65649 16413 65649 16413


### 9. Function to Map id to respective word

In [17]:
def convert_id_to_word(lang,tensor) :
    ids = []
    words = []
    for t in tensor:
        if t!=0:
            ids.append(t)
            words.append(lang.index_word[t])
    return ids, words

In [18]:
print ("Source Language; index to word mapping")
convert_id_to_word(source_sentence_tokenizer, source_tensor_train[0])

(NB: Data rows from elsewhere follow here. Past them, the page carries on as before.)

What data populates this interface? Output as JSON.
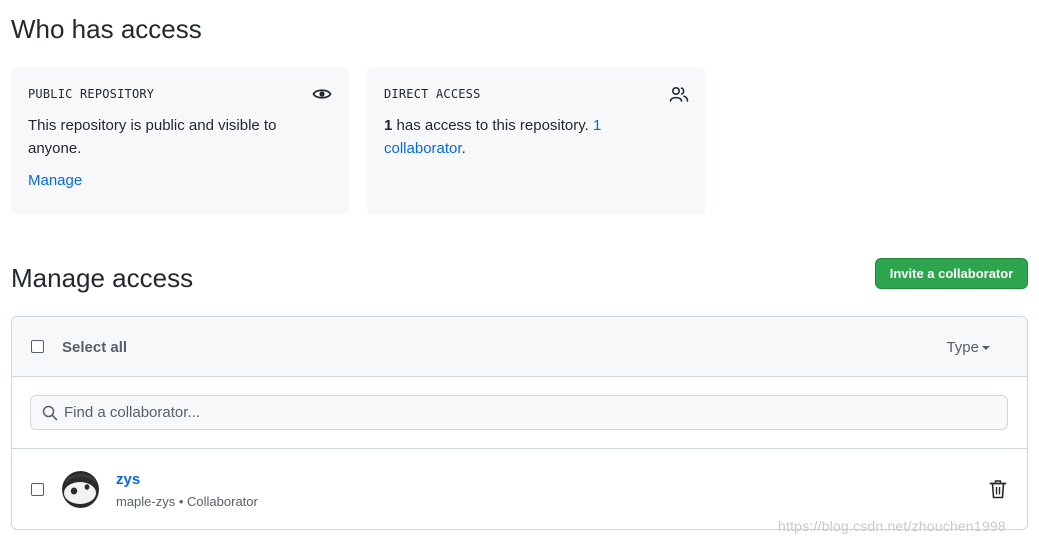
{
  "who_has_access": {
    "title": "Who has access",
    "public_card": {
      "label": "PUBLIC REPOSITORY",
      "icon": "eye-icon",
      "text": "This repository is public and visible to anyone.",
      "link": "Manage"
    },
    "direct_card": {
      "label": "DIRECT ACCESS",
      "icon": "people-icon",
      "count": "1",
      "text": " has access to this repository. ",
      "link": "1 collaborator",
      "suffix": "."
    }
  },
  "manage_access": {
    "title": "Manage access",
    "invite_button": "Invite a collaborator",
    "select_all": "Select all",
    "type_filter": "Type",
    "search_placeholder": "Find a collaborator...",
    "members": [
      {
        "name": "zys",
        "login": "maple-zys",
        "separator": " • ",
        "role": "Collaborator"
      }
    ]
  },
  "watermark": "https://blog.csdn.net/zhouchen1998",
  "colors": {
    "accent_link": "#0969da",
    "primary_button": "#2da44e",
    "card_background": "#f6f8fa",
    "border": "#d0d7de"
  }
}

Source Language; index to word mapping


([1, 21, 4, 672, 15, 206, 9, 288, 7, 3, 2],
 ['<sos>', '彼', 'は', '急い', 'で', '出', 'て', 'いっ', 'た', '。', '<eos>'])

In [19]:
print ("Target Language; index to word mapping")
convert_id_to_word(target_sentence_tokenizer, target_tensor_train[0])

Target Language; index to word mapping


([1, 14, 121, 64, 16, 9, 460, 3, 2],
 ['<sos>', 'he', 'went', 'out', 'in', 'a', 'hurry', '.', '<eos>'])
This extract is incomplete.